CA Paris, Pôle 4 ch. 2, 22 octobre 2025, n° 22/01632

PARIS

Arrêt

Infirmation

PARTIES

Défendeur :

Syndicat des copropriétaires

COMPOSITION DE LA JURIDICTION

Président :

Mme Moreau

Conseillers :

Mme Vermont, Mme Bianconi-Dulin

Avocats :

Me Blond, Me Idiart

TJ [Localité 8], du 12 nov. 2021, n° 16/…

12 novembre 2021

FAITS & PROCÉDURE

L'immeuble situé [Adresse 3] à [Localité 10] est soumis au statut de la copropriété.

Le syndic de cet immeuble a été la société GTF venant aux droits de la société Sogiplam, jusqu'à l'assemblée générale du 29 novembre 2018 qui a désigné la société Balma Gestion en cette qualité.

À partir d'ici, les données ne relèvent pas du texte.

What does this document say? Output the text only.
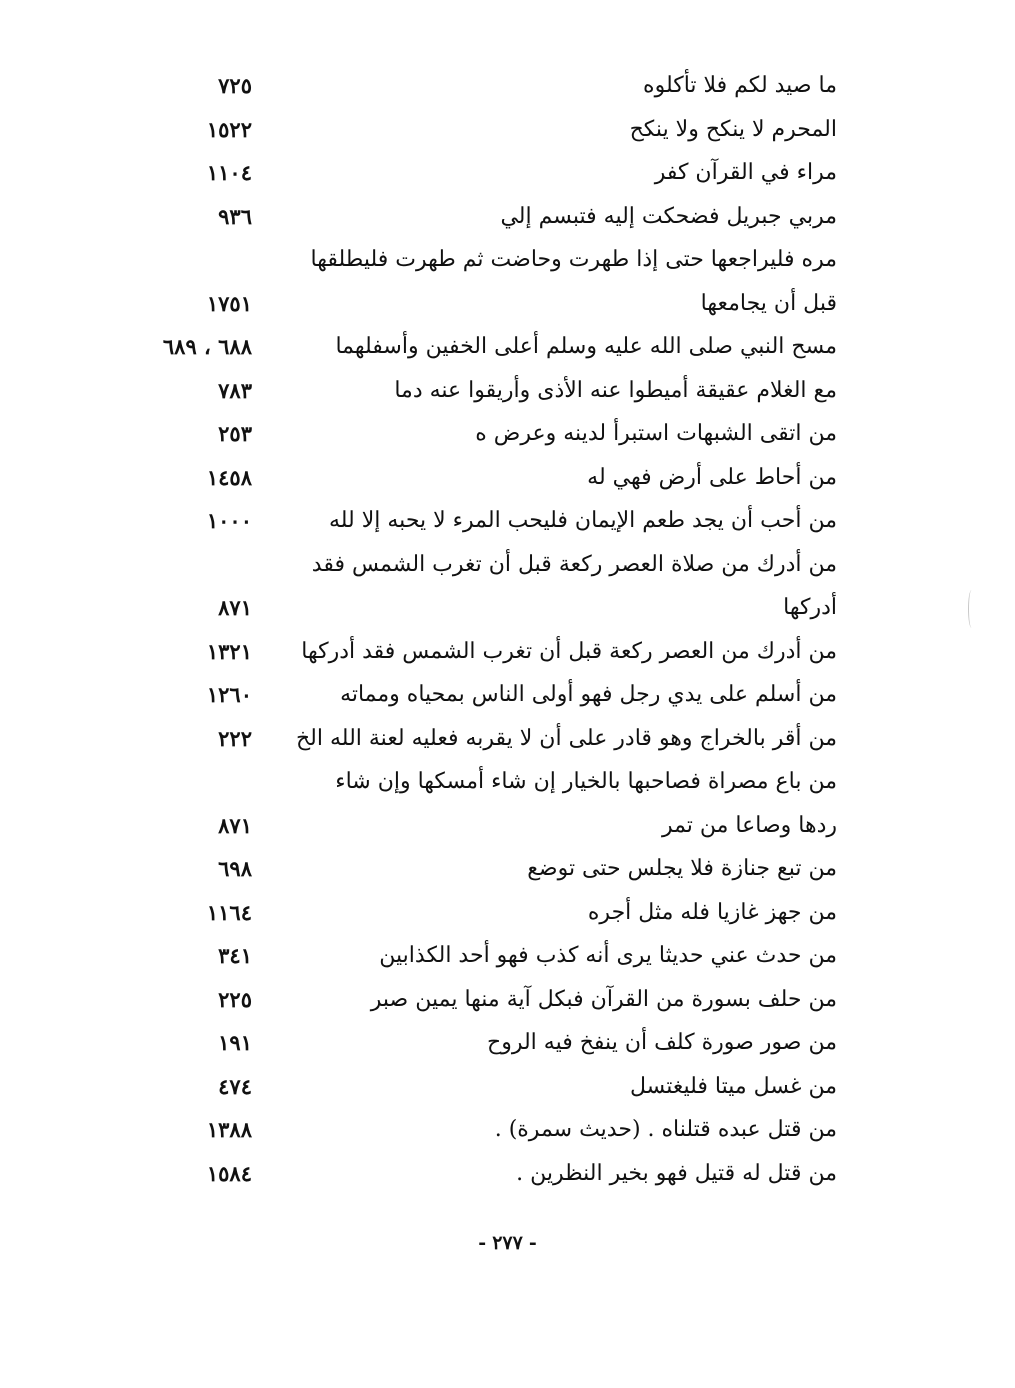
ما صيد لكم فلا تأكلوه
٧٢٥
المحرم لا ينكح ولا ينكح
١٥٢٢
مراء في القرآن كفر
١١٠٤
مربي جبريل فضحكت إليه فتبسم إلي
٩٣٦
مره فليراجعها حتى إذا طهرت وحاضت ثم طهرت فليطلقها
قبل أن يجامعها
١٧٥١
مسح النبي صلى الله عليه وسلم أعلى الخفين وأسفلهما
٦٨٨ ، ٦٨٩
مع الغلام عقيقة أميطوا عنه الأذى وأريقوا عنه دما
٧٨٣
من اتقى الشبهات استبرأ لدينه وعرض ه
٢٥٣
من أحاط على أرض فهي له
١٤٥٨
من أحب أن يجد طعم الإيمان فليحب المرء لا يحبه إلا لله
١٠٠٠
من أدرك من صلاة العصر ركعة قبل أن تغرب الشمس فقد
أدركها
٨٧١
من أدرك من العصر ركعة قبل أن تغرب الشمس فقد أدركها
١٣٢١
من أسلم على يدي رجل فهو أولى الناس بمحياه ومماته
١٢٦٠
من أقر بالخراج وهو قادر على أن لا يقربه فعليه لعنة الله الخ
٢٢٢
من باع مصراة فصاحبها بالخيار إن شاء أمسكها وإن شاء
ردها وصاعا من تمر
٨٧١
من تبع جنازة فلا يجلس حتى توضع
٦٩٨
من جهز غازيا فله مثل أجره
١١٦٤
من حدث عني حديثا يرى أنه كذب فهو أحد الكذابين
٣٤١
من حلف بسورة من القرآن فبكل آية منها يمين صبر
٢٢٥
من صور صورة كلف أن ينفخ فيه الروح
١٩١
من غسل ميتا فليغتسل
٤٧٤
من قتل عبده قتلناه . (حديث سمرة) .
١٣٨٨
من قتل له قتيل فهو بخير النظرين .
١٥٨٤
- ٢٧٧ -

Mme [X] est propriétaire de plusieurs lots au sein de cet immeuble et détient 36 millièmes sur 999.

Elle a saisi le tribunal de grande instance de Paris afin d'obtenir l'annulation des assemblées générales des 29 mars 2011, 27 juin 2012, 19 mars 2013, 21 janvier 2014, 17 juin 2014 et 30 juin 2015.

Les assemblées des 29 mars 2011 et 27 juin 2012, ont été annulées sur renvoi après cassation par arrêt de la cour d'appel de Paris du 12 février 2020, à raison de la nullité de plein droit du mandat du syndic, faute d'ouverture d'un compte bancaire séparé.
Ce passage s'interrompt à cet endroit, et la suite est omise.